An LVIT sensor uses a long, small-diameter probe coil that is connected to the resonant tank circuit of an oscillator found in the built-in electronics. A conductive tube moved over the coil changes its inductance and the resonant frequency of the tank circuit. Oscillator output is coupled to an integrated 12-bit microprocessor to measure its frequency. The digital output of the microprocessor then goes to a d/a converter that develops a voltage proportional to frequency. This voltage is conditioned to produce a high level analog dc output from the sensor. The 12-bit microprocessor also determines the resolution of an ASG LVIT position sensor, which is 0.025% of FSO.

One reason for the robustness of LVITs is that the probe coil is wound on a glass-filled thermosetting plastic rod which can survive large deflections without fracturing. Its single coil winding makes only two connections with the electronics, which substantially reduces the likelihood of a failure and enhances reliability.

The built-in electronics is completely potted within its housing, so these sensors can sustain high shock and vibration levels. This robustness, coupled with a normal operating temperature range of -20ºC to 85ºC, and an extended operating temperature range of -40ºC to +105ºC, permits an ASG LVIT to function very well in practically any industrial or commercial environment. In special cases where an LVIT might be required to operate in a higher temperature environment, the sensor's electronics may be located in a more benign environment a short distance away from the sensor's probe assembly. Another reason for an LVITs' robustness is that the sensors' housings are made of heavy wall anodized aluminum or stainless steel and are environmentally sealed to IEC IP-67 or IP-68. The LVITs' operating rods, also called spoilers, are also stainless steel and do not easily bend.

LVITs are available with industrial duty housings and operating rods having swivel rod ends for use in typical factory automation applications such as packaging machinery, gates for sorting chutes, press brakes, and automatic assembly test stands. Other possibilities include LVITs with extra heavy duty housings to operate in severe environments such as mining machinery, off-road equipment, rail or road bridge motion monitoring, road construction equipment, snow plows, and garbage haulers.

Other LVIT configurations include sensors specifically made for operation to 5,000 psig in hydraulic cylinders, either for port mounting externally or for embedding internally in the cylinder. For these in-cylinder applications, the cylinder rod or ram is gun-drilled with a hole in clearance of the probe coil, which then becomes the spoiler tube for the sensor. There is no need to machine a cavity in the piston for the magnet of a magnetostrictive device or for the spool of an in-cylinder potentiometer.

Other pressurized sensors can be built for subsea applications at depths of 12,000 feet in a PBOF environment.
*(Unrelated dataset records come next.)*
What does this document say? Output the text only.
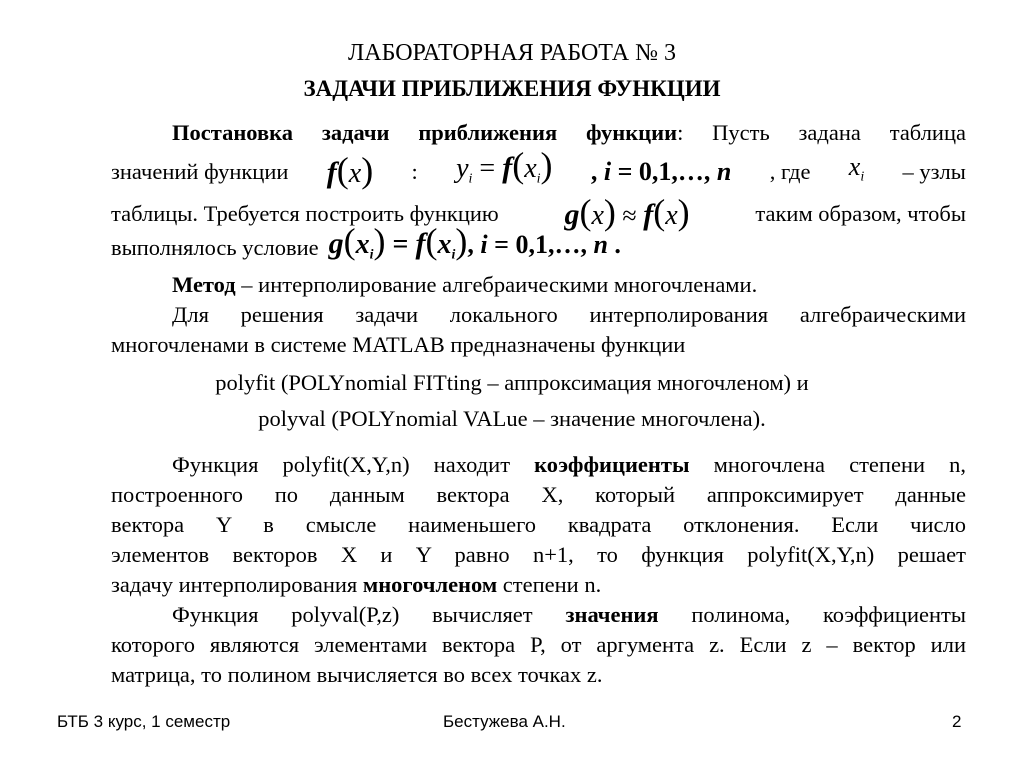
ЛАБОРАТОРНАЯ РАБОТА № 3
ЗАДАЧИ ПРИБЛИЖЕНИЯ ФУНКЦИИ
Постановка задачи приближения функции: Пусть задана таблица
значений функции f(x) : $y_i = f(x_i)$ , i = 0,1,…, n , где $x_i$ – узлы
таблицы. Требуется построить функцию g(x) ≈ f(x)	таким образом, чтобы
выполнялось условие $g(x_i) = f(x_i)$, i = 0,1,…, n .
Метод – интерполирование алгебраическими многочленами.
Для решения задачи локального интерполирования алгебраическими
многочленами в системе MATLAB предназначены функции
polyfit (POLYnomial FITting – аппроксимация многочленом) и
polyval (POLYnomial VALue – значение многочлена).
Функция polyfit(X,Y,n) находит коэффициенты многочлена степени n,
построенного по данным вектора X, который аппроксимирует данные
вектора Y в смысле наименьшего квадрата отклонения. Если число
элементов векторов X и Y равно n+1, то функция polyfit(X,Y,n) решает
задачу интерполирования многочленом степени n.
Функция polyval(P,z) вычисляет значения полинома, коэффициенты
которого являются элементами вектора P, от аргумента z. Если z – вектор или
матрица, то полином вычисляется во всех точках z.
БТБ 3 курс, 1 семестр	Бестужева А.Н.	2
There are also short-stroke LVITs that operate in a pressurized fluid environment to provide spool position feedback in two-stage electro-hydraulic proportional or servo valves. In this application, the LVIT probe goes into a blind hole in one end of the main spool, which greatly simplifies installation and eliminates any need to mechanically couple a position sensor to the spool.

A unique feature built into ASG LVITs is a proprietary process called SenSet that gives a user the ability to match the end points of the sensor's analog output with the ends of the range of motion of a workpiece or the ram of a hydraulic cylinder to which the sensor is attached. This SenSet feature permits users to optimize the position measuring system's resolution over its full range of motion.
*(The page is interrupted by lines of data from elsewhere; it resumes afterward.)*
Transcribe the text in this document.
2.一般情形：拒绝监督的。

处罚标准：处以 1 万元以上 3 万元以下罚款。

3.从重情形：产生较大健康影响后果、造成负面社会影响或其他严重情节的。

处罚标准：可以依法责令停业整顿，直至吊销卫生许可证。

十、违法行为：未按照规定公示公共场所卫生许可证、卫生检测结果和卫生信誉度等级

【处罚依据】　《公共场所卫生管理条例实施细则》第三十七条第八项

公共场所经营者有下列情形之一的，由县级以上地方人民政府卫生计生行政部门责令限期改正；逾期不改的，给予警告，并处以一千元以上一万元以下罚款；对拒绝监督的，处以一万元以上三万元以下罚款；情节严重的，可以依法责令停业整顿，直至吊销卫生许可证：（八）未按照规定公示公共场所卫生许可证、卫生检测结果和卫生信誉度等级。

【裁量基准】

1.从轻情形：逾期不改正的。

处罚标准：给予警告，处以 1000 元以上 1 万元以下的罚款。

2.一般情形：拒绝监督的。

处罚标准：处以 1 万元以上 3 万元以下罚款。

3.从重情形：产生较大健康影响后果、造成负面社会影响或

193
LVITs also offer various connector or cable terminations in axial or radial configurations and can measure full ranges from fractions of an inch to 40 inches with a resolution of 0.025% of FSO. Operating from dc-power from 5V to 24V, standard LVIT analog outputs include several high level dc voltages and 4 mA to 20 mA dc sourcing. Being digital devices, LVIT dynamic responses are shown as update rates, which nominally range from 250 to 500 Hz depending on the LVIT type.


Rounding things up, a comparison of related sensor technologies is in order (see figure 3). Once again, it's a matter of choosing the right part for the application.
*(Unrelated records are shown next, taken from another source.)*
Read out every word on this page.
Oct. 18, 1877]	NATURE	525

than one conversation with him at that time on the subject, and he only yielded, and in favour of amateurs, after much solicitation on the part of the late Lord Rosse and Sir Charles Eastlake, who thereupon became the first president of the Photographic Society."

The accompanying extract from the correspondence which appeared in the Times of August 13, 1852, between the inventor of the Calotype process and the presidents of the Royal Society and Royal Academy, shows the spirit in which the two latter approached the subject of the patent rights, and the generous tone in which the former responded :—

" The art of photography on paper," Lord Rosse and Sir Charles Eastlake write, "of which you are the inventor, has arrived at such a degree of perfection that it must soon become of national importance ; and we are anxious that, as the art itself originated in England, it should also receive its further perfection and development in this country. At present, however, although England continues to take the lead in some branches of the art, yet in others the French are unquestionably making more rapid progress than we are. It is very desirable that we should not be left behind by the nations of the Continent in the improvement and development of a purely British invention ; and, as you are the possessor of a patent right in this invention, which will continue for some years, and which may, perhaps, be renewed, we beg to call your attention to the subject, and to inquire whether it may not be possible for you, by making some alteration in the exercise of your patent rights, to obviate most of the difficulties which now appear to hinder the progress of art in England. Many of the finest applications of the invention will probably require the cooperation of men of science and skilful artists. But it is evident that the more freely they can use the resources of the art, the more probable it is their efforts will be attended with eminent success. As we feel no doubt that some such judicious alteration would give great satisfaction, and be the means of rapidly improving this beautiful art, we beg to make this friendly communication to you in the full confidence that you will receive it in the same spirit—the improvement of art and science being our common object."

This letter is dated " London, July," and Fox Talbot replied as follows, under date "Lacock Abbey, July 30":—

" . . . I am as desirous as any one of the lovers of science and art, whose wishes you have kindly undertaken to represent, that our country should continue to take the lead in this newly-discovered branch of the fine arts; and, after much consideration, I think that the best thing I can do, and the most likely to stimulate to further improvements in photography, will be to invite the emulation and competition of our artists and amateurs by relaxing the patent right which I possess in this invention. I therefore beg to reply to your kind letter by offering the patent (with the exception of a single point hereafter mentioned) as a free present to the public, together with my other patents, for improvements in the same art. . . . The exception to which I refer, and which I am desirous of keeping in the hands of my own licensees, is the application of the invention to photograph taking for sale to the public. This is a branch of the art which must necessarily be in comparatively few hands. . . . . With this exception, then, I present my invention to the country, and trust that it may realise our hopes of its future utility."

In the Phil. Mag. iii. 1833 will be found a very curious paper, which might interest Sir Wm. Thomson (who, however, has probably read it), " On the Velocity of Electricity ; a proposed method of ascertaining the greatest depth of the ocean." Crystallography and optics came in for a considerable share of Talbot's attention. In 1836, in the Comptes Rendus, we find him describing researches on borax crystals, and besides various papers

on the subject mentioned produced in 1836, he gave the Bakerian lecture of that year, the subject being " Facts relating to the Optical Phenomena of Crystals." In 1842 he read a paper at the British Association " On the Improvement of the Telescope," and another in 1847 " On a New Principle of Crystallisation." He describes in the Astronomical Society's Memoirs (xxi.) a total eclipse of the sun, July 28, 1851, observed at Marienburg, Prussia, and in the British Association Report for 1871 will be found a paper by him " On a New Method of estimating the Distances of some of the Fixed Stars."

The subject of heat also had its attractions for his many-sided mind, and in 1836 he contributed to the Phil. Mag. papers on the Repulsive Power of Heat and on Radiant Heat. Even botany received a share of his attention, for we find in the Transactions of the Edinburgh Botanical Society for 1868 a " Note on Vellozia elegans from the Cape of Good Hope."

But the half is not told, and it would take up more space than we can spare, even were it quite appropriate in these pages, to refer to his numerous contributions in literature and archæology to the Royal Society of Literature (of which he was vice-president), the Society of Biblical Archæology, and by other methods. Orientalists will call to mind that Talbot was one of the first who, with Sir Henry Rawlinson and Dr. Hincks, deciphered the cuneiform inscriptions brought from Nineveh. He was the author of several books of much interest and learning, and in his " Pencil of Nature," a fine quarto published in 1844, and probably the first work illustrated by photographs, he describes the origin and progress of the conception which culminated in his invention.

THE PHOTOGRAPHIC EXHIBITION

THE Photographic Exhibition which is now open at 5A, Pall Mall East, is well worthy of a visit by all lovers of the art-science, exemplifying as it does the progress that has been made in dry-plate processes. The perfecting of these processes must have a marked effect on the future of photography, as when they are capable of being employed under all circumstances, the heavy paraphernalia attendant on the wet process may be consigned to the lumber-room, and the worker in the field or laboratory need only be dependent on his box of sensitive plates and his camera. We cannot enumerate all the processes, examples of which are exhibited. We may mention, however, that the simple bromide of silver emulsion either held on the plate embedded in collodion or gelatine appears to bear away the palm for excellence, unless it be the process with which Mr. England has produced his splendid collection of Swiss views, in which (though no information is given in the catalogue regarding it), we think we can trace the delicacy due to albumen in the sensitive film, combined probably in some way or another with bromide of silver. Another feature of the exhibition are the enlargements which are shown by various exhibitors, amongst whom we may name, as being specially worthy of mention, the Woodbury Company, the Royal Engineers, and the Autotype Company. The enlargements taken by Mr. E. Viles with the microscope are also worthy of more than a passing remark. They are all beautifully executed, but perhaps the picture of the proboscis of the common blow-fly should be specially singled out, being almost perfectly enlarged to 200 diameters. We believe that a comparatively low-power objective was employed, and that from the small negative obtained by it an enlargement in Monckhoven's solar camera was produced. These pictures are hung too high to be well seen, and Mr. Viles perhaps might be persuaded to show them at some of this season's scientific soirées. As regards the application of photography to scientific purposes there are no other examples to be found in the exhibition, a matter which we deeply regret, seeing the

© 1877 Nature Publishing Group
Fig. 3: A comparison of various related sensor technologies including LVITs.
Fig. 3: A comparison of various related sensor technologies including LVITs.

In summation, the answers to the initial question, what's so good about LVIT technology are:

  • Excellent price-performance ratio compared to other common linear position sensors. LVDT performance at industrial potentiometer prices.
  • Better stroke-to-length ratio compared to other contactless linear position sensors. Much better than LVDTs and better than magnetostrictive sensors (LDTs).
  • Contactless, frictionless operation with no components to wear out and no ring magnet.
  • Extremely robust to environments as a result of ruggedized construction and materials.
  • Many sensor sizes and configurations for different position sensing applications.
  • Pressure sealed sensors for various fluid power applications, including cylinder position. Less expensive than LDTs and more reliable than in-cylinder potentiometers.
  • Excellent performance specifications: ? 0.1% of FSO non-linearity; 0.025% of FSO resolution.
  • dc-in/dc-out operation with numerous analog output choices and low power consumption: 5- to 24-Vdc input, 0 to 5V, 0.5 to 4.5V, 0 to 10V, or 4 mA to 20 mA outputs.
  • SenSet field programmability feature.

About the Author
Edward E. Herceg is currently Vice President and Chief Technology Officer of Alliance Sensors Group, a division of H. G. Schaevitz LLC. He is noted for his applications engineering expertise and for his technical innovations. Before joining ASG, he held senior technical and marketing positions at Everight Sensors Corp., AST Macro Sensors, Massa Products Corp., and Schaevitz Engineering (now part of Measurement Specialties Inc.), and is known as the author of the Schaevitz Handbook of Measurement and Control.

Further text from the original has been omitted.